It can be hard to cut through the headline blur of the pandemic. Genuinely useful pronouncements are getting lost in a welter of hot takes. The investment world is no different. Furthermore, Canadians may have been wrong-footed by a market rally built on hope and little else. The appetite for risk has been inching back. However, gold stocks are still a strong buy for the casual investor eyeing the severe frothiness of the current market.
Gold stocks match value, safety, and some dividends
Barrick Gold is an outstanding large-cap play with a 1% dividend yield and 50% share price growth since February. Kirkland Lake Gold pays a slightly higher 1.2% yield. It placed fourth on the inaugural TSX 30 last year after seeing +600% share price appreciation in the preceding three years. This year’s growth has been slower than Barrick’s, though, with 18% three-month gains.
Wesdome Gold Mines is another play for steep share price appreciation. Last year saw Wesdome join other Kirkland in the TSX 30 gold mining club after 172% gains since 2016. This year has seen a continuation of Wesdome’s good fortunes. Coincidentally, the last 12 months have seen Wesdome match, point for point, the three-year gains that boosted it into the TSX 30 in 2019. The last month alone has seen Wesdome gallop 34%.
Divide positions and diversify across commodities
Investors should buy in stages of weakness rather than betting the farm all in go, dividing positions over the coming months. They should also diversify. Lundin Mining may not be the most obvious play for gold, since it is better known primarily as a copper stock. However, it’s the diversified nature of this top Canadian metals stock that makes it such a strong buy. That copper exposure also makes for steep upside potential in the green energy space.
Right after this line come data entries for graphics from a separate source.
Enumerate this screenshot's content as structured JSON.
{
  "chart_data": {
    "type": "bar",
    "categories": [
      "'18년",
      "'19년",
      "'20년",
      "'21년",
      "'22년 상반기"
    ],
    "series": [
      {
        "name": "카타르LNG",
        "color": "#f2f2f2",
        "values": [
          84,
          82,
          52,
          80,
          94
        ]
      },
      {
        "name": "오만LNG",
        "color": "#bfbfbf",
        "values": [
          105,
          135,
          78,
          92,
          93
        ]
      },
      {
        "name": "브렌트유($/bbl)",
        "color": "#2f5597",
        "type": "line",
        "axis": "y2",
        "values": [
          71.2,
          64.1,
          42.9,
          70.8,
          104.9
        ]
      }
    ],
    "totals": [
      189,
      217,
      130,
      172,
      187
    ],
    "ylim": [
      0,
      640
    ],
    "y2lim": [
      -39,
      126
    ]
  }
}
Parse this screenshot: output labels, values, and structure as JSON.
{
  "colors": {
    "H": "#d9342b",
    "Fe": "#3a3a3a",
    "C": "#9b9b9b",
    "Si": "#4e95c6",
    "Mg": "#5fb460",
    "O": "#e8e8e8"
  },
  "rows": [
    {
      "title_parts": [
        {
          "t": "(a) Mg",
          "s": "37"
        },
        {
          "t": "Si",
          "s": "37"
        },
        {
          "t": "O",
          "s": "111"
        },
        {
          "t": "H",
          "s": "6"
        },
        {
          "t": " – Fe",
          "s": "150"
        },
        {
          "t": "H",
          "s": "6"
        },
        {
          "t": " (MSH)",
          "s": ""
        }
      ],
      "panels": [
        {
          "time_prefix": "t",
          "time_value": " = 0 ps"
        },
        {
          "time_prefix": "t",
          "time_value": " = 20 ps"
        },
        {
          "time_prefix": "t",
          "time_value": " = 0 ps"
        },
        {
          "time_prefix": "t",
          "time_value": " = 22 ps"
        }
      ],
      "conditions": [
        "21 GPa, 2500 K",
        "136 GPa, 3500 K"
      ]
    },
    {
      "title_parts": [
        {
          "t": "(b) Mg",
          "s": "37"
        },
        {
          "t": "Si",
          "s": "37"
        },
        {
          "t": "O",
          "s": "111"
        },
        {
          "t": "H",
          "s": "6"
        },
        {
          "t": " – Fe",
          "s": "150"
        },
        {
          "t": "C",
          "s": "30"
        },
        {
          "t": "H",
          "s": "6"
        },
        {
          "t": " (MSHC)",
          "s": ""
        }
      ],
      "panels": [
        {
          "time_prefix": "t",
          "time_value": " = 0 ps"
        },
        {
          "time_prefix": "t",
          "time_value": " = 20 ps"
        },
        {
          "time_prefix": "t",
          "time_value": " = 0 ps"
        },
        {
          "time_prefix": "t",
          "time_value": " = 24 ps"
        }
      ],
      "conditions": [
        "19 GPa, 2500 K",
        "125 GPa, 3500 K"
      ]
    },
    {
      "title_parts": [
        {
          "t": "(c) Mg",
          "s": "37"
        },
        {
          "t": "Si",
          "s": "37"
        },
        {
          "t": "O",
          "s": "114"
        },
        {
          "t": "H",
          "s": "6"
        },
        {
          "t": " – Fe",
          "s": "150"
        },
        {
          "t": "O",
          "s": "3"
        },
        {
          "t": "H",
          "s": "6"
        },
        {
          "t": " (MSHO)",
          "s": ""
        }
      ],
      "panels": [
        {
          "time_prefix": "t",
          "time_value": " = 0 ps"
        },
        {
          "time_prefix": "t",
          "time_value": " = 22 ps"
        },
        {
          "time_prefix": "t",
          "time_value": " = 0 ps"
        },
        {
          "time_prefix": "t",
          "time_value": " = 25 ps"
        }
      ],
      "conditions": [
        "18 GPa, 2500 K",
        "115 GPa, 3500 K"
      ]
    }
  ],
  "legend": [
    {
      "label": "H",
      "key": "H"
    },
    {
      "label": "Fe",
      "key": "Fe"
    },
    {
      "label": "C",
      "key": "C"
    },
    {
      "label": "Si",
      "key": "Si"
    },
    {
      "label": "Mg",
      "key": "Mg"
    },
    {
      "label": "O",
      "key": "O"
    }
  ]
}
This is no time to wait for the bottom, though. The current situation is unprecedented. The pandemic market could rival even the Great Depression in terms of both long-term effects and the profundity of short-term economic pain. So, investors shouldn’t bury their heads in the sand and wait for the all-clear. This is the time to keep cash on hand and start actively checking off a watch list of must-have names.
Gold stocks should figure highly on this list. These names are a strong way to both hide and grow cash during a market awash with existential risk. Entire portfolios are under threat. Look at the likes of Warren Buffett, for instance, flipflopping on airlines. Look at Jim Cramer going full bear on hydrocarbons. Consider Ray Dalio’s recessionary cautioning. It’s time to balance fear with value.
But value for the sake of value is never a good idea. There’s a reason why “falling knife” is such a loaded phrase. Of course, an outsider looking at the TSX in second-quarter 2020 from the vantage point of 2019 might consider the entire index a falling knife. But there are some cheap names that have strongly outperformed the TSX in the last couple of months — names that pack safety and even some passive income.